Nearly every piece here also has some beguilingly and laudably lighter movements, with a few selections fairing particularly well in that regard. For instance, the title track periodically drifts along a spacy segue comprised of tribal percussion and interlocking clean guitar lines; likewise, “Dead Before” is primarily an atmospheric dirge—which makes Murphy’s eventual roars of “It’s all true / There is no finish line” even more impactful by contrast—and the winding grooves of “You’re the Puppet” chiefly recall the soaring ethereality of 1970s classic rock as a whole. Thus, Kings Destroy is as adept at implementing commanding brashness as they are at crafting transcendental changeovers.
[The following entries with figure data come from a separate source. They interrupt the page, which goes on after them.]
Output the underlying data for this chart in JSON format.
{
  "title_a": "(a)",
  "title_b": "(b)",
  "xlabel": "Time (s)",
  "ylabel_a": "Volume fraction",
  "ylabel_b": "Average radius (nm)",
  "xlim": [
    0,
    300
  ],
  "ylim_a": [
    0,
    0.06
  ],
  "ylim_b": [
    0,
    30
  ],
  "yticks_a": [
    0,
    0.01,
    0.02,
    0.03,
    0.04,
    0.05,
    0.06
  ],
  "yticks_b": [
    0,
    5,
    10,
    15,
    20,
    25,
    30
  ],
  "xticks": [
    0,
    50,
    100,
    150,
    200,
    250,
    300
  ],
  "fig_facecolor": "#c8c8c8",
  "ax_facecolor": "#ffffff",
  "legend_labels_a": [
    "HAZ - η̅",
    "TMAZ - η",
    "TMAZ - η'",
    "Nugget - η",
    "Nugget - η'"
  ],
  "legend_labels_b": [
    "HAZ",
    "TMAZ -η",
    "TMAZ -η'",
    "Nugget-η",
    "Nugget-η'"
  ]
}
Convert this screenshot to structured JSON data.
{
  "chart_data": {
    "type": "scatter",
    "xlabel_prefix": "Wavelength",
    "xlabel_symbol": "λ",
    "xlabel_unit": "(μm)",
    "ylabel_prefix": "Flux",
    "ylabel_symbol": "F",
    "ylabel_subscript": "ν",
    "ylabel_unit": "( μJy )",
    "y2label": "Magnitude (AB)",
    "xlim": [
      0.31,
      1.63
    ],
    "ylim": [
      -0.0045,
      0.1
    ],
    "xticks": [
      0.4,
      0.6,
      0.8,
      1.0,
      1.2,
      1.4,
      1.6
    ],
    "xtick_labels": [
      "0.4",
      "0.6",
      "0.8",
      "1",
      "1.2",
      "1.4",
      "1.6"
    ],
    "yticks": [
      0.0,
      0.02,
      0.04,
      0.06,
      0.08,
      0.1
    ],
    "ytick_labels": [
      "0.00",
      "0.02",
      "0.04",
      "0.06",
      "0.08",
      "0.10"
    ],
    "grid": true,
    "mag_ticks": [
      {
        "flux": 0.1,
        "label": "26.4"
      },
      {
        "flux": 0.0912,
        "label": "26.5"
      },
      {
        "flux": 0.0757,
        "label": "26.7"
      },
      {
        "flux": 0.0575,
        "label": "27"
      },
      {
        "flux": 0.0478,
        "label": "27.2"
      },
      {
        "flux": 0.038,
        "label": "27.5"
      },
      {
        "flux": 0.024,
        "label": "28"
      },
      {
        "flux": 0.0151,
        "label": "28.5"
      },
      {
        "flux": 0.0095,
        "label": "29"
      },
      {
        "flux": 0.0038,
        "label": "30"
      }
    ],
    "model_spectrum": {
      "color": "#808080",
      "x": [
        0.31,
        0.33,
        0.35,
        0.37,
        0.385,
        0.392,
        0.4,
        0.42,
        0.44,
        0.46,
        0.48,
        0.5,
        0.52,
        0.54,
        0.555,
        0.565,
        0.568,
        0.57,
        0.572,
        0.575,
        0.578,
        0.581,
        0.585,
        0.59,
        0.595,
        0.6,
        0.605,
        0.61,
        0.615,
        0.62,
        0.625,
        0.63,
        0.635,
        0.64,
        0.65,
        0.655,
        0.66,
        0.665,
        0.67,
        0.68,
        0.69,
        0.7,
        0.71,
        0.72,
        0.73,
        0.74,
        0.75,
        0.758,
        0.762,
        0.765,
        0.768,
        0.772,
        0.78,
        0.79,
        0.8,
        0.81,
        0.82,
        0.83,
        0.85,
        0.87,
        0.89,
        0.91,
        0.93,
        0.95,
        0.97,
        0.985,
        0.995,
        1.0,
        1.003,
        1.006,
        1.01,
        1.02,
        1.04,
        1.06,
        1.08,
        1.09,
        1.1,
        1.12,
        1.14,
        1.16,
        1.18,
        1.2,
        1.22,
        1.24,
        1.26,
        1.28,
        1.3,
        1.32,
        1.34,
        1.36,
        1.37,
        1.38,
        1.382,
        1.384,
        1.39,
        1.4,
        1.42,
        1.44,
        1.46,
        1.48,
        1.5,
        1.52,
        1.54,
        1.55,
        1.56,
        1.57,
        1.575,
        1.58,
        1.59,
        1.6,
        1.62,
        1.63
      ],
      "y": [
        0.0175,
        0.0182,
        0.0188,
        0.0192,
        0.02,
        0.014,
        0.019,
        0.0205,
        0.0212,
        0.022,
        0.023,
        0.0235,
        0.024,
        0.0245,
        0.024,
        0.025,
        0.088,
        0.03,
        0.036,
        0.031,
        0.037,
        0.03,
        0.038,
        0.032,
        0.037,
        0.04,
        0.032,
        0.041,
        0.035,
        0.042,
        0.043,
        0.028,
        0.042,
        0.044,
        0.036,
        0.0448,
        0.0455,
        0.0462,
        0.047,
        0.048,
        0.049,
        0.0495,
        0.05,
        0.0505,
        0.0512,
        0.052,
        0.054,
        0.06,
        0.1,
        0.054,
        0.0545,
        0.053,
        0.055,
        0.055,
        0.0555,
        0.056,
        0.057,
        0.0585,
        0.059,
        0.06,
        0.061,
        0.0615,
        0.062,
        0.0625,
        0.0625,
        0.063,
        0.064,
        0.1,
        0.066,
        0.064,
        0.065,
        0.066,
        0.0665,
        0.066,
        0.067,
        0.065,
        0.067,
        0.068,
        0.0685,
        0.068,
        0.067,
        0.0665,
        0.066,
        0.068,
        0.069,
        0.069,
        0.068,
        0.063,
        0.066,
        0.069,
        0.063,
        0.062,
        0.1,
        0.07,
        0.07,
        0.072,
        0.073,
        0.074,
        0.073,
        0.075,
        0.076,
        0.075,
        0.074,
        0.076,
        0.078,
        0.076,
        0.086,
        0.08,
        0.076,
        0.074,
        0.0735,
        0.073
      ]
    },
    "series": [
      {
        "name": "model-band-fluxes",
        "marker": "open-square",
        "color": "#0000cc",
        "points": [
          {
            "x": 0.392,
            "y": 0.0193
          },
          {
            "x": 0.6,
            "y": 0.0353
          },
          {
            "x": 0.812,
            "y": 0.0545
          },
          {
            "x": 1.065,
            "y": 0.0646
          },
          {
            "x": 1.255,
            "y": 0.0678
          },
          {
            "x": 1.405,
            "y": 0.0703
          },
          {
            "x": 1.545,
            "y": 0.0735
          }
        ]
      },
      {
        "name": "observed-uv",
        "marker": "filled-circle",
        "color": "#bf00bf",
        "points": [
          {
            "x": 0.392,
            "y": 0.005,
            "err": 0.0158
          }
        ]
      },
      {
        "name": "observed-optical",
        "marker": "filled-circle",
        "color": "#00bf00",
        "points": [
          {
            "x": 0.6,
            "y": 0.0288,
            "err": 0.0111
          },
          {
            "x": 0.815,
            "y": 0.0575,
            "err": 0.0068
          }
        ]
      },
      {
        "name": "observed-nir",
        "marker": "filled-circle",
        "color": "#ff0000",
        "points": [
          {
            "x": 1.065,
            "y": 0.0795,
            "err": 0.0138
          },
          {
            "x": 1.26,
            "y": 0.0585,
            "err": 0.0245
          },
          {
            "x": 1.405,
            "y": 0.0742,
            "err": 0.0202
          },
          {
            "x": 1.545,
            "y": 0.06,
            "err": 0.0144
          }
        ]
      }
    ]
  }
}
Fantasma Nera may be Kings Destroy’s best effort to date, which is truly saying something. The sequence flows very well while also ensuring that each entry offers its own mesmerizing features (be they catchy vocal passages, gripping guitar motifs, or inviting rhythms). There’s a consistent and almost oxymoronic juxtaposition between its wide accessibility and potentially discriminating grittiness, too, that makes the full-length engagingly disobedient yet welcoming. Most of all, it shows the group perfecting its mixture of nostalgia and newness in ways that all stylistic aficionados will appreciate.